Different Uses of “Margin” in Financial Statements

You may come across several different uses of the term margin in financial statements and elsewhere: It may refer to gross margin, to true margin, or to operating earnings. Gross margin, also called gross profit, equals sales revenue minus the cost of goods sold expense.


Gross margin does not reflect other variable operating expenses that are deducted from sales revenue. In contrast, the term margin refers to sales revenue less all variable expenses.


Some people use the term contribution margin instead of just margin to stress that margin contributes toward the recovery of fixed expenses (and to profit after fixed expenses are covered). However, the prefix contribution is not really necessary. Why use two words when one will do?


Businesses that sell products report gross margin in their external income statements. However, they do not disclose their variable and fixed operating expenses. They report expenses according to an object of expenditure basis, such as “marketing, administrative, and general expenses.”

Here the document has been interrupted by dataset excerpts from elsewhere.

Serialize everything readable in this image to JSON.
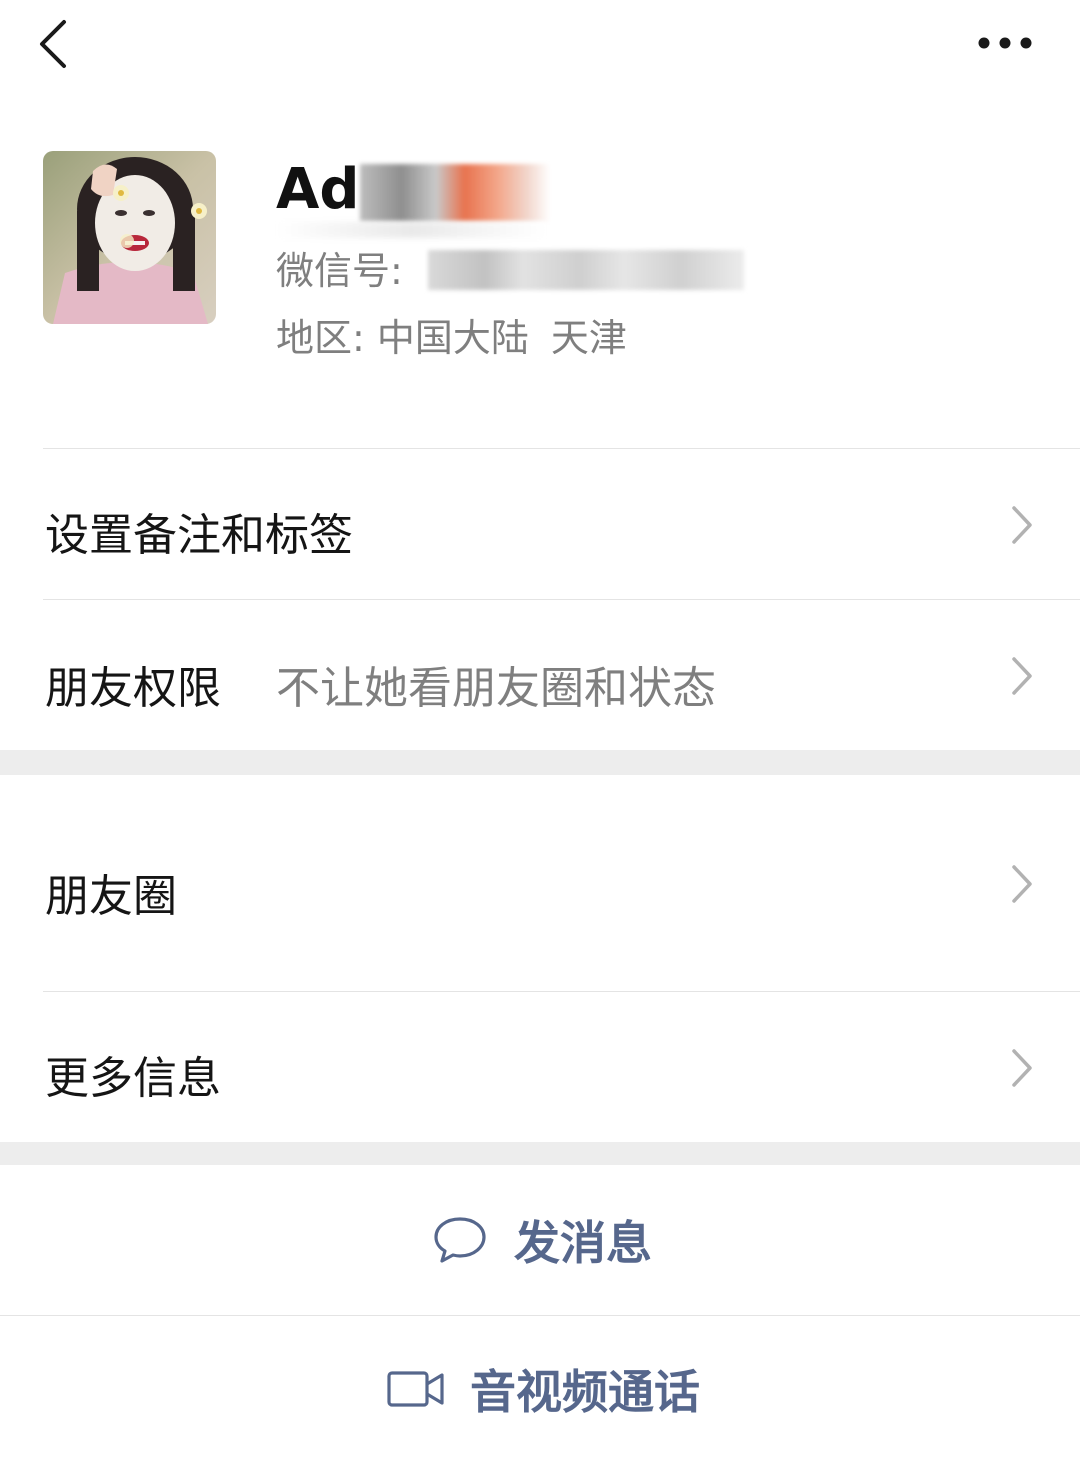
{
  "colors": {
    "accent_link": "#56678c",
    "secondary_text": "#7f7f7f",
    "separator": "#e4e4e4",
    "section_gap": "#ededed"
  },
  "topbar": {
    "back_icon": "chevron-left-icon",
    "more_icon": "ellipsis-icon"
  },
  "profile": {
    "nickname": "Ad",
    "wechat_id_label": "微信号:",
    "region_label": "地区:",
    "region_country": "中国大陆",
    "region_city": "天津"
  },
  "menu": {
    "remark_tags": "设置备注和标签",
    "friend_permission": "朋友权限",
    "friend_permission_value": "不让她看朋友圈和状态",
    "moments": "朋友圈",
    "more_info": "更多信息"
  },
  "actions": {
    "send_message": "发消息",
    "send_message_icon": "chat-bubble-icon",
    "av_call": "音视频通话",
    "av_call_icon": "video-camera-icon"
  }
}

The broad expense categories reported in external income statements include variable and fixed cost components. Therefore, the margin of a business (sales revenue after all variable expenses but before fixed expenses) is not reported in its external income statement. Managers carefully guard information about margins. They don’t want competitors to know the margins of their business.


Further complicating the issue, unfortunately, is that newspaper reporters frequently use the term margin when referring to operating earnings. Strictly speaking, this usage is not correct. Margin equals profit after all variable expenses are deducted from sales revenue and before fixed expenses are deducted.